Baca juga: PRCS Geram, Israel Pakai Truk Bantuan saat Operasi di Nuseirat: Ini Hancurkan Kepercayaan Warga Gaza
Kedua, militer Israel dan Sri Lanka terus mengebom zona. Keduanya menyerang tanpa pandang bulu dan melukai banyak warga sipil.
Ketiga, militer Israel dan Sri Lanka juga mengebom satuan kesehatan yang bertanggung jawab menyelamatkan nyawa warga sipil.
Keempat, militer Israel dan Sri Lanka membenarkan serangan itu. Masing-masing mengklaim Hamas dan Macan Tamil bertanggung jawab atas kematian warga sipil karena mereka diklaim menggunakan warga sipil sebagai tameng.
Kelima, negara-negara Barat mengkritik pembantaian terhadap warga sipil, tetapi terus mengirimkan senjata. Dalam kasus Sri Lanka, Israel adalah salah satu pemasok utama persenjataan.
Keenam, PBB mengklaim kedua belah pihak melakukan kejahatan perang dan kejahatan kemanusiaan.
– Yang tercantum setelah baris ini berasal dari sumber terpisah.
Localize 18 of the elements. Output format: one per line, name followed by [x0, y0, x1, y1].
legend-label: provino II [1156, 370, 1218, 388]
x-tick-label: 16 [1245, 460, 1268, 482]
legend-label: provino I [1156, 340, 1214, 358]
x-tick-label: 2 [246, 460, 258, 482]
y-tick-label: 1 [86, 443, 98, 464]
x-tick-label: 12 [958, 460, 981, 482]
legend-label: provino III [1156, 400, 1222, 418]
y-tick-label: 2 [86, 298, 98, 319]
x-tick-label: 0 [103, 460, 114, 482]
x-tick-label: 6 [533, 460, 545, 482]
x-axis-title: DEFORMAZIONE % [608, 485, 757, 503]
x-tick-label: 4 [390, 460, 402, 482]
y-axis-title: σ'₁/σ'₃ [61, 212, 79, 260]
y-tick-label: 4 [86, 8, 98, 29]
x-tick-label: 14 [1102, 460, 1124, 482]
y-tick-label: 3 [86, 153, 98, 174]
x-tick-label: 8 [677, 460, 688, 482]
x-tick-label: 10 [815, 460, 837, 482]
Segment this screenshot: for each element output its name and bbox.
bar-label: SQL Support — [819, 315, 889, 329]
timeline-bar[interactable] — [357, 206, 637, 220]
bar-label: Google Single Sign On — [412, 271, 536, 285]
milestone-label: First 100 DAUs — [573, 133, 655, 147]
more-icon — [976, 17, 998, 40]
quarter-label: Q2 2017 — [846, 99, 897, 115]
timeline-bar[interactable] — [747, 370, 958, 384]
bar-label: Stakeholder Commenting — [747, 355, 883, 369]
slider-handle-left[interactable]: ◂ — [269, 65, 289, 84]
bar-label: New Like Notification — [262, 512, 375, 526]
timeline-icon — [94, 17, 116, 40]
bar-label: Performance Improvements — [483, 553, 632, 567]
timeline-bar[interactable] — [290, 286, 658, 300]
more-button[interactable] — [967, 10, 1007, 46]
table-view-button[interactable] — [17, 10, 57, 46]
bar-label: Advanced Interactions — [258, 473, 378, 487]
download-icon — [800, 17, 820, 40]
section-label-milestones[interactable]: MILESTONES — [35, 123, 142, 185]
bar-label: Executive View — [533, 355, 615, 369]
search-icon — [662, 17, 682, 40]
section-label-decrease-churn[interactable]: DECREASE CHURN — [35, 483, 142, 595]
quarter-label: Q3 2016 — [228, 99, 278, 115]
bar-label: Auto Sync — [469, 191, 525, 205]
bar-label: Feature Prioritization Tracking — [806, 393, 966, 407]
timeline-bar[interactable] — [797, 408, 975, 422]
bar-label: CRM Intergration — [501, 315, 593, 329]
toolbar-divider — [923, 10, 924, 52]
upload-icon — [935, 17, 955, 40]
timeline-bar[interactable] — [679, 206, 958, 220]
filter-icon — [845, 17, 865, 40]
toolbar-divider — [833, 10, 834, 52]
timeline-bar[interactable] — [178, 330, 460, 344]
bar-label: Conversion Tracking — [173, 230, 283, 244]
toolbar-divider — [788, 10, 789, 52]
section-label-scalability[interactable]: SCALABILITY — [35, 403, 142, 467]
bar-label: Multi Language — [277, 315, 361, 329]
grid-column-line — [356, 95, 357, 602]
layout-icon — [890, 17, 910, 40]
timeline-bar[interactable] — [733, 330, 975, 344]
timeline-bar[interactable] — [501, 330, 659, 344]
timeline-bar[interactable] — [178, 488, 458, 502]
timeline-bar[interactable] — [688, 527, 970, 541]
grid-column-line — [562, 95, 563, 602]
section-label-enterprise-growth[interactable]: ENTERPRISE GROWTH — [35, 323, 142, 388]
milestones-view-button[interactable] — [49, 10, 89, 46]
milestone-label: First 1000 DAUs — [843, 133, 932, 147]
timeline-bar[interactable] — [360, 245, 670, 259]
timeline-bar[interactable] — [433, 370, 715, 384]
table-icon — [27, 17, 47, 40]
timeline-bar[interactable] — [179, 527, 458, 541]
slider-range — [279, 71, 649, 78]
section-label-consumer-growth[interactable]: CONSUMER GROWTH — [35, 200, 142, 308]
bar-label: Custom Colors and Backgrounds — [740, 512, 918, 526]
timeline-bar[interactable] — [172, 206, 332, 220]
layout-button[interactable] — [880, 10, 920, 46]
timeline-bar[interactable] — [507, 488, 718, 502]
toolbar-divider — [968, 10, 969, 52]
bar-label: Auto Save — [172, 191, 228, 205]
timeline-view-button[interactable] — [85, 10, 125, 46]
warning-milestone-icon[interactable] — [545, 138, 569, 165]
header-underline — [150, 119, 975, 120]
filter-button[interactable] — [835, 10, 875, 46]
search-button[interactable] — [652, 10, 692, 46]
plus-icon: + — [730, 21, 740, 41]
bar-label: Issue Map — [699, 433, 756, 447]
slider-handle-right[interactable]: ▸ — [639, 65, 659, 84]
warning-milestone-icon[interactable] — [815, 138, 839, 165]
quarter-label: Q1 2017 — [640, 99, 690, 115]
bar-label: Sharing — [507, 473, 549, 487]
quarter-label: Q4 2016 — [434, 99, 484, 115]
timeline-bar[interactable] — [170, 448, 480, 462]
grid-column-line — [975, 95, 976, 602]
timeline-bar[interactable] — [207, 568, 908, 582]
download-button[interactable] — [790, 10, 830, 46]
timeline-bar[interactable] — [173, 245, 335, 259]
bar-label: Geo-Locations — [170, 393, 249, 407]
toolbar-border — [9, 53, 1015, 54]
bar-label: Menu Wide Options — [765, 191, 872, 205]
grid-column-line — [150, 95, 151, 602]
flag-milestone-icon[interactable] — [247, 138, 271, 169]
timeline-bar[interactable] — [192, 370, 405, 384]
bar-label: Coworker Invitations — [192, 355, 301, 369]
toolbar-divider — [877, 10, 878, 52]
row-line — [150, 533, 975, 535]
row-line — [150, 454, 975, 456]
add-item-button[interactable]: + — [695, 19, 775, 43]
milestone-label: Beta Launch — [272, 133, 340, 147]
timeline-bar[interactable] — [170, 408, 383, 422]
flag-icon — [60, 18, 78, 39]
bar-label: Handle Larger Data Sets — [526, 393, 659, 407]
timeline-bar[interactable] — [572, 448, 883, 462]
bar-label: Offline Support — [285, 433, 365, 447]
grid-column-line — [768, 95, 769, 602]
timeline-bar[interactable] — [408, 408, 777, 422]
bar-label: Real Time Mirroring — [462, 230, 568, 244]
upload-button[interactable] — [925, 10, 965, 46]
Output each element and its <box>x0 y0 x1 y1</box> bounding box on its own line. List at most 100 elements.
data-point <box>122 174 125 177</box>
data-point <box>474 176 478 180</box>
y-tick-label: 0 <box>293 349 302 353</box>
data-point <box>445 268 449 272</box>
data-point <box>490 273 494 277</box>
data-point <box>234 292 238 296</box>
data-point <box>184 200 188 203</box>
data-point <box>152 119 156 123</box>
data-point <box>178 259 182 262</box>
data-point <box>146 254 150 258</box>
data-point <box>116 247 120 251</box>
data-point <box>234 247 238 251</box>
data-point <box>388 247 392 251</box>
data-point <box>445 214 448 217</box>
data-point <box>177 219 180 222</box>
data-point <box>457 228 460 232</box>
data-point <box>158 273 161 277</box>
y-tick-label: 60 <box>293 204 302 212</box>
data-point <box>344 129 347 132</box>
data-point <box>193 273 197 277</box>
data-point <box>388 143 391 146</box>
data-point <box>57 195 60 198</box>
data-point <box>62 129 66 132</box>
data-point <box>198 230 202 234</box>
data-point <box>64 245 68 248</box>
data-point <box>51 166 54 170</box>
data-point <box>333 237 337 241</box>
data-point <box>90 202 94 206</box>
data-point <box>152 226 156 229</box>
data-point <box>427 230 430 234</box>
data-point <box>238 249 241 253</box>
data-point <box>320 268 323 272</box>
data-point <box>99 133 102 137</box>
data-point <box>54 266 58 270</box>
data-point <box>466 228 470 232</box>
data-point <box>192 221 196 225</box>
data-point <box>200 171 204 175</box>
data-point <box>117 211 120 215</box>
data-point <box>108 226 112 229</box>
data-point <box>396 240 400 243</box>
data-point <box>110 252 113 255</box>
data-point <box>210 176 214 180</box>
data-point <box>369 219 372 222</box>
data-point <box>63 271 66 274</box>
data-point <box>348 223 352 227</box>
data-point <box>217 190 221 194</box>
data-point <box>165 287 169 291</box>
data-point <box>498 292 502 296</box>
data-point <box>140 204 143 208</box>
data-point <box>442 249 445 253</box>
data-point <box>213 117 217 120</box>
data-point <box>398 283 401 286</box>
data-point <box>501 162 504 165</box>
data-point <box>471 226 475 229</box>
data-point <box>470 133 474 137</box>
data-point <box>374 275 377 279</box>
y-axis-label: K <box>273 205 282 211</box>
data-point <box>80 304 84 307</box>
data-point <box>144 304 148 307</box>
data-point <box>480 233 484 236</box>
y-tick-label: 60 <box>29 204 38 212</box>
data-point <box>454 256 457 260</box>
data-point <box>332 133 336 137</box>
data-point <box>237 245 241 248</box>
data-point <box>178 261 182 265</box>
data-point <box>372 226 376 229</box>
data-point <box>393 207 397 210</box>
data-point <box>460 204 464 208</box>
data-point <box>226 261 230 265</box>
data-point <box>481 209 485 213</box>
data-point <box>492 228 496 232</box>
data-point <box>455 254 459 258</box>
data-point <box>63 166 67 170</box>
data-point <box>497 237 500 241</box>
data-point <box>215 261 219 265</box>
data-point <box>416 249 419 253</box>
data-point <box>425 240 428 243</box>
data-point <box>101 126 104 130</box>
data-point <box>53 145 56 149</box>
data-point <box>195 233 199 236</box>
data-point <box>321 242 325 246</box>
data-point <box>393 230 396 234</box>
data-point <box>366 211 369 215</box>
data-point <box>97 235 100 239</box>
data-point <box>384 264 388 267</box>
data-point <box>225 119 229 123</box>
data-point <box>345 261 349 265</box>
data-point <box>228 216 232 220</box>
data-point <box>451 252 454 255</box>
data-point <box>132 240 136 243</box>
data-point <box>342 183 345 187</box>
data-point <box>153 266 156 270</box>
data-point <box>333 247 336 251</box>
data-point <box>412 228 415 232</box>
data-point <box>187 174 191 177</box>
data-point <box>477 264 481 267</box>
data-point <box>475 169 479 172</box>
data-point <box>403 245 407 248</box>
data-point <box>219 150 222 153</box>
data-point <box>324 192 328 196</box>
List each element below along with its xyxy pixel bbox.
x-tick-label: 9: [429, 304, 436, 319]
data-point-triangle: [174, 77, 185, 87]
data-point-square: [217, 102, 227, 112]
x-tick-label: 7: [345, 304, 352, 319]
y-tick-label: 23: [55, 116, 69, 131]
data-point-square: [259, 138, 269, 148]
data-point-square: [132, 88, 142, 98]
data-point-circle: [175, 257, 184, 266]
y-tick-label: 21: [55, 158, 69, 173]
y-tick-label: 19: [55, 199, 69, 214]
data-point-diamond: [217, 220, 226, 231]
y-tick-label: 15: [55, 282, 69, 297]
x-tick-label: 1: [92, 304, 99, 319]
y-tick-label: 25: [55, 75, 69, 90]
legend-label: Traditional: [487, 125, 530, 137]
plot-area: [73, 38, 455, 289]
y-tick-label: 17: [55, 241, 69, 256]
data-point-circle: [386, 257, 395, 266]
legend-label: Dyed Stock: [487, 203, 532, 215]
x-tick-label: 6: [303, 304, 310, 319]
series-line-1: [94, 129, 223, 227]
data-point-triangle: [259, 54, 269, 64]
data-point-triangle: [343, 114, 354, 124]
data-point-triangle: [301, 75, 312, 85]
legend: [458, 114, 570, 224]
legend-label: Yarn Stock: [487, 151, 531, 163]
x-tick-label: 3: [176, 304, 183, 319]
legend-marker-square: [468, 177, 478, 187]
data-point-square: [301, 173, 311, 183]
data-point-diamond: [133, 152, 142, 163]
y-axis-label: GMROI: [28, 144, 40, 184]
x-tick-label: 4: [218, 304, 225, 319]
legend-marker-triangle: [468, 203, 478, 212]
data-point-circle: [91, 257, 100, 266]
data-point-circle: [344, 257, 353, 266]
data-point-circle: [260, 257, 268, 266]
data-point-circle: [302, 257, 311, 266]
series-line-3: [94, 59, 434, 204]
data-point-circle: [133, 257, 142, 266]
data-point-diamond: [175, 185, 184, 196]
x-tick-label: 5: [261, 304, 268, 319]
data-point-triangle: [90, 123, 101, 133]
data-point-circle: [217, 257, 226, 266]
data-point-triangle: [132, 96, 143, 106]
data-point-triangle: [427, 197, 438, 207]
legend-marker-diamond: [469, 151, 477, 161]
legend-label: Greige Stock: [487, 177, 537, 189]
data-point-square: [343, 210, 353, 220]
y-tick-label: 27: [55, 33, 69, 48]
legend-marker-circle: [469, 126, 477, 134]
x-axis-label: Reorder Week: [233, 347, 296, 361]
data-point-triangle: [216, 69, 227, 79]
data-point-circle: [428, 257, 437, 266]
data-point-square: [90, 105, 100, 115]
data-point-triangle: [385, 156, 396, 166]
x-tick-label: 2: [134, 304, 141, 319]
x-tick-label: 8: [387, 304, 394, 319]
Terlepas dari persamaan itu, ada pula perbedaan di antara kedua kasus pembantaian itu.
Genosida di Gaza terdokumentasikan atau terlihat dengan jelas, sedangkan dalam kasus di Sri Lanka, dibutuhkan waktu untuk mengumpulkan bukti-bukti pelanggaran dan melakukan penyelidikan.
Banyak media sudah memperlihatkan bahwa zona aman di Gaza telah digempur dengan bom-bom seberat 2.000 pound dan menewaskan ribuan warga sipil Palestina.
Pengadilan Pidana Internasional (ICC) telah mengumpulkan bukti dan kini mengupayakan surat penangkapan terhadap Perdana Menteri Israel Benjamin Netanyahu dan Menteri Pertahanan Israel Yoav Gallant atas dugaan kejahatan perang dan kejahatan kemanusiaan.